SOURCE / ECONOMY
China's planned rooftop PV mandate to put rural areas at forefront of green push
Published: Jul 18, 2021 09:58 PM
Farmers inspect and clean pearl breeding devices in Weiying Town, East China's Jiangsu Province on Tuesday. The town has introduced photovoltaic power generation projects with installed capacity of 15 megawatts on the water surface, while also developing cultured pearl farms covering more than 2,000 mu (133.3 hectares). These industries are making the town more prosperous. Photo: VCG

Farmers inspect and clean pearl breeding devices in Weiying Town, East China's Jiangsu Province on Tuesday. The town has introduced photovoltaic power generation projects with installed capacity of 15 megawatts on the water surface, while also developing cultured pearl farms covering more than 2,000 mu (133.3 hectares). These industries are making the town more prosperous. Photo: VCG


China is ramping up its push for distributed solar installations, with a recent document by the National Energy Administration (NEA) setting out a rooftop photovoltaics (PV) mandate, as part of a wider vision to turn PV, among other renewable energies, into the cornerstone of the country's path to a green economy.

Such efforts, which have fueled a rally in Chinese mainland stocks related to building integrated photovoltaics (BIPV), are expected to make rural areas, where rooftop PV installations would be more readily available, the mainstay of the national plan to turn its rooftops green, experts said.

BIPV - a PV generating component that also serves as the building's skin - is one of the two PV building configurations alongside the more traditional building applied photovoltaics (BAPV), which refers to PVs that are attached to existing buildings. 

BIPV stocks gained 4.44 percent in the A-share market during the trading week that ended on Friday, outperforming a 0.43-percent increase in the Shanghai Composite Index. 

The strength of BIPV stocks that have been a focus of investors in the past few weeks is seen stemming from an NEA document in late June that called for a selection of counties to be nominated for a trial program as of Thursday.

A minimum of 20 percent of all residential rooftops ought to be equipped with solar installations, per the trial program, which mandates at least 30 percent for commercial and industrial structures, 40 percent for facilities such as schools, hospitals and village committees, and 50 percent for government estates.

While it's unlikely for Chinese installers to take on Tesla-owned SolarCity - a major installer of rooftop solar panels in the US - in the foreseeable future, factoring a lack of roofspace in the country's urban areas, the NEV plan sets the stage for rooftop installations to initially proceed in the rural areas, Lin Boqiang, dean of the China Institute for Studies in Energy Policy at Xiamen University, told the Global Times on Sunday.
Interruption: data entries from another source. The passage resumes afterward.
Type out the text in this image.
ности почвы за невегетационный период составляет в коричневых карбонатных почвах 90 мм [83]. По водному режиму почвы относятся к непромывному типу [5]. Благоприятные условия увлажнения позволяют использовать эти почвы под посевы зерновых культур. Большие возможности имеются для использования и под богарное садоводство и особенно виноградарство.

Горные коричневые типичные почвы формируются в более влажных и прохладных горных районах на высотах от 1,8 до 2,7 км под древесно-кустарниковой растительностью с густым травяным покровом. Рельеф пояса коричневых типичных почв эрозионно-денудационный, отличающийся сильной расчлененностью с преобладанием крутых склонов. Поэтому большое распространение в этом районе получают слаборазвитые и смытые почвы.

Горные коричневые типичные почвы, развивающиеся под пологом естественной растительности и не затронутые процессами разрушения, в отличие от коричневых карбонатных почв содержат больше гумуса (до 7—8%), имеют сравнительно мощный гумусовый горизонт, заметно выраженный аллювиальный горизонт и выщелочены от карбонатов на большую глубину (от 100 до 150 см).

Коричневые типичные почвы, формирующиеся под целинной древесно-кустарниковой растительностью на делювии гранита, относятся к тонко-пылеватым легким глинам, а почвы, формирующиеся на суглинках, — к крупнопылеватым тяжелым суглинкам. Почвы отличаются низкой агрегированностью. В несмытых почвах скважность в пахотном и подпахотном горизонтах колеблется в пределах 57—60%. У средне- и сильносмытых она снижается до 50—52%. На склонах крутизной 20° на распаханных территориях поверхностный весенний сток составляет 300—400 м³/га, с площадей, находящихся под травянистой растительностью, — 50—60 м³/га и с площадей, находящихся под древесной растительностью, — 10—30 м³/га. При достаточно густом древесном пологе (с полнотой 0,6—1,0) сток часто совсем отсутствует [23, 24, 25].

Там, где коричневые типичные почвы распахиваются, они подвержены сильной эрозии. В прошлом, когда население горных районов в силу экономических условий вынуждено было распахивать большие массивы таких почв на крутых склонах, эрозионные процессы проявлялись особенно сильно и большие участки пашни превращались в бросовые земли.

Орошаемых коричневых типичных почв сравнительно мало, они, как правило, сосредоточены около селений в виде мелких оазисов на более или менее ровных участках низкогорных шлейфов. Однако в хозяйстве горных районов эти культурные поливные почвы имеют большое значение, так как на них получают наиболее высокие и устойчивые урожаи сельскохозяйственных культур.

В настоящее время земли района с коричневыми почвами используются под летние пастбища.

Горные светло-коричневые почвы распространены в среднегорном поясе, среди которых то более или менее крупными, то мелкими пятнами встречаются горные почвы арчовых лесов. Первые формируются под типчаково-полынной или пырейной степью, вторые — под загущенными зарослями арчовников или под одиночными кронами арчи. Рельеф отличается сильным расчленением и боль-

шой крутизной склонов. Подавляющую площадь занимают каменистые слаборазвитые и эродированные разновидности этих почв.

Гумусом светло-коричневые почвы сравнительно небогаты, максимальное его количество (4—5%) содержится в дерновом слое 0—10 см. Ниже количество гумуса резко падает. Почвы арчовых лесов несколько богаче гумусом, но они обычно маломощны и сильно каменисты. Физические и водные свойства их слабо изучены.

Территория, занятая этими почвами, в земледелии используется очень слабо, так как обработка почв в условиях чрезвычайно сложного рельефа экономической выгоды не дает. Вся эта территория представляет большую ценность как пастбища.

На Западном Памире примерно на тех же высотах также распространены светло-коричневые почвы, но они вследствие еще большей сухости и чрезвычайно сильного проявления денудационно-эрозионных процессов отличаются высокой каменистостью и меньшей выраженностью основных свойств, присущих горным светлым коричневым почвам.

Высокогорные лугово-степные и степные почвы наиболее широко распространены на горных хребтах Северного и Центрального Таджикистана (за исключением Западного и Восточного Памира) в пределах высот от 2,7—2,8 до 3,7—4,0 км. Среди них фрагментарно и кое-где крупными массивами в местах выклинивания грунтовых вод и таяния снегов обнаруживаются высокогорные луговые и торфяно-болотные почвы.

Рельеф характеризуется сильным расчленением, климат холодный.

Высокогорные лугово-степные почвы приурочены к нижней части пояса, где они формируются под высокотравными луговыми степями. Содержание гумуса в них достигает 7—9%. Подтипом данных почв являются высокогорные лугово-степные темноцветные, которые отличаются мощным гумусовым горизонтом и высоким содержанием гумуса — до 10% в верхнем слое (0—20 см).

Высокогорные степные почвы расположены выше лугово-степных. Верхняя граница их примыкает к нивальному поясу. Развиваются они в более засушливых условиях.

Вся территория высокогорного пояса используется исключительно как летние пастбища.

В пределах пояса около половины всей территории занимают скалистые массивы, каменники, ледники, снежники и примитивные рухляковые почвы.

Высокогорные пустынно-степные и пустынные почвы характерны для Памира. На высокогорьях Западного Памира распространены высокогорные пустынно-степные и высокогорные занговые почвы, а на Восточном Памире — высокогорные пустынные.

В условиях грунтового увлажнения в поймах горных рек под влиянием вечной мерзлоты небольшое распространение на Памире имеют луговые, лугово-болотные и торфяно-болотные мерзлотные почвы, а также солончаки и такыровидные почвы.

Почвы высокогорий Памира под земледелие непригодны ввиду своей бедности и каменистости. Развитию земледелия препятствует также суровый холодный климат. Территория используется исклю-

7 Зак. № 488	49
Unlike PV projects in sparsely populated areas, the push for distributed solar energy would effectively address power shortages among existing users, Lin commented. 

If the solar mandate trial is rolled out on a nationwide basis, rooftop PV installations will top 600 gigawatts across the country, according to estimates by Soochow Securities in Suzhou, East China's Jiangsu Province in a research note in late June.

By comparison, China's PV generation installations totaled 253.43 gigawatts at the end of 2020, according to official data.